Время словно остановилось, а обстановка в лагере казалась такой напряженной, будто от этого посольства зависело будущее всей армии; в каком-то смысле так оно и было. Люди потихоньку переговаривались, разбившись на небольшие группки. Некоторые поднимались на холмы возле лагеря и смотрели на юг в надежде разглядеть что-нибудь. Другие, те, что остались внизу, сложив ладони рупором, кричали, спрашивая, не видно ли чего. Не одна я беспокоилась. Казалось, солнце прилипло к небу, замерло в его середине.
Я подошла к Мелиссе.
— Он сказал тебе что-нибудь перед уходом?
— Просто поцеловал меня.
— И больше ничего?
— Нет.
— Не говорил, что думает об этом посольстве?
— Нет. Он выглядел спокойным.
— Почему же ты плачешь?
— Я боюсь…
— Влюбленная женщина всегда тревожится, когда любимому угрожает опасность. Это похоже на обморок, на ощущение пустоты, на головокружение…
— Тебе повезло. Твой Ксен участия и битвах не принимает.
— Это не так. В нашей повозке есть два комплекта вооружения: он тоже хочет сражаться. Поступил так в Кунаксе, и сделает это еще раз. Положение с каждым днем становится все хуже, и наступит момент, когда армии потребуется каждый мужчина, умеющий владеть мечом. Я лишь молю богов о том, чтобы все вернулись целыми и невредимыми, а потом нам уже нечего будет бояться. Давай попытаемся не терять присутствия духа. Ксен сказал, что Клеарх — человек разумный и наверняка принял все необходимые предосторожности. Наши вернутся, и весь этот кошмар вскоре станет неприятным воспоминанием.
Мелисса молчала, погруженная в свои мысли, а потом произнесла со вздохом:
— Почему Ксен ненавидит Менона?
— Не ненавидит. Возможно, боится. Они слишком не похожи друг на друга, у них разный жизненный опыт. Великие наставники учили Ксена добродетели, а Менон воспитывался на поле боя. Ксен мечтал об активном участии в политической жизни своего полиса, а Менон всегда думал лишь о том, как выжить, как избежать ранений и смерти…
— …Скорее, плена и пыток. Этого он очень боятся.
— Не знала я, что Менону-фессалийцу знаком страх.
— Знаком. Он не боится смерти, но его приводит в ужас мысль о том, что можно попасть в руки врага, который изуродует его тело, как это сделали с Киром. Считает собственное тело абсолютной ценностью, произведением демиурга, которое никто не имеет право портить.

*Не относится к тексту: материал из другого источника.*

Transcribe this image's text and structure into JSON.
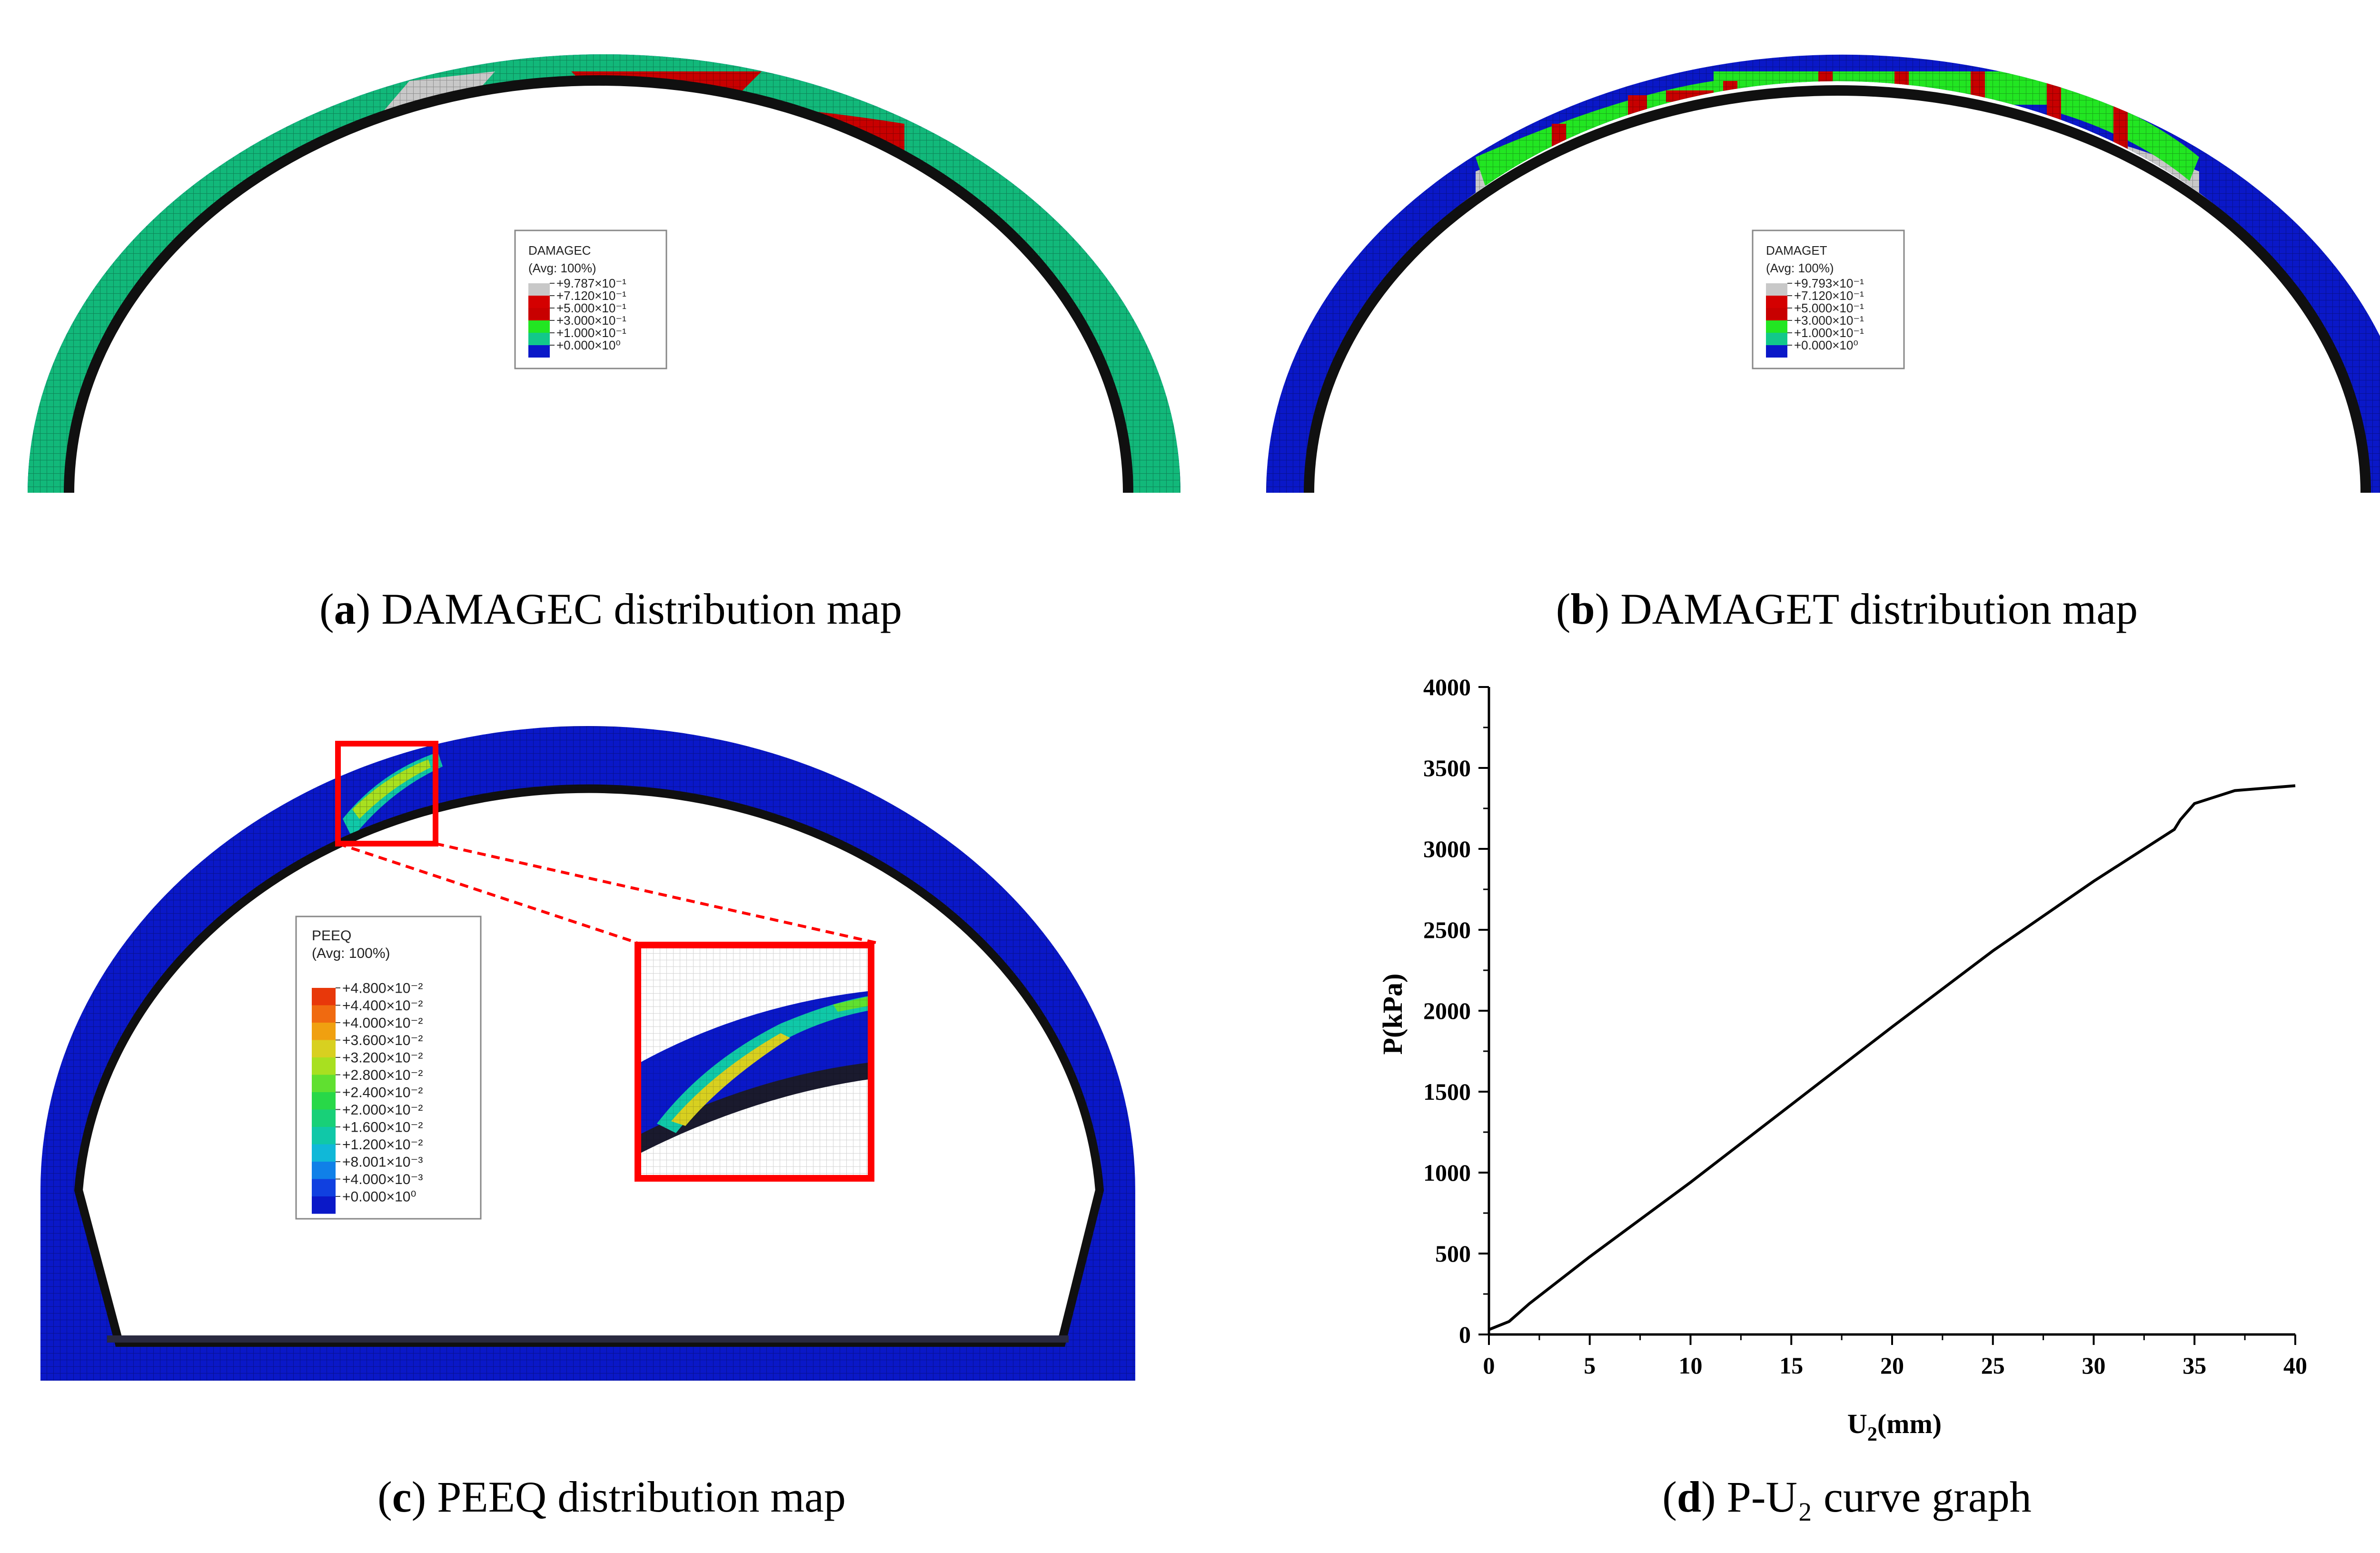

— Что означает «демиург»? — спросила я.
— Это Верховный Творец, создавший нас всех.
Звук трубы прервал наш разговор. Тревога!
— Что происходит? — воскликнула я.
Мелисса взглянула на меня, и в тот же миг по ее расширенным глазам я поняла: тревоги, мучившие девушку до сих пор, становятся явью.
Мы немедленно покинули палатку и побежали к южной границе лагеря, туда, где уже начали собираться люди. Труба продолжала играть тревогу; ее настойчивый, пронзительный голос разрывал душу. До нас доносились слова воинов:
— Кто это?
— Один из наших. Видишь потник коня?
— Да он с трудом держится верхом!
— Верно, смотрите: он согнулся пополам, вот-вот упадет.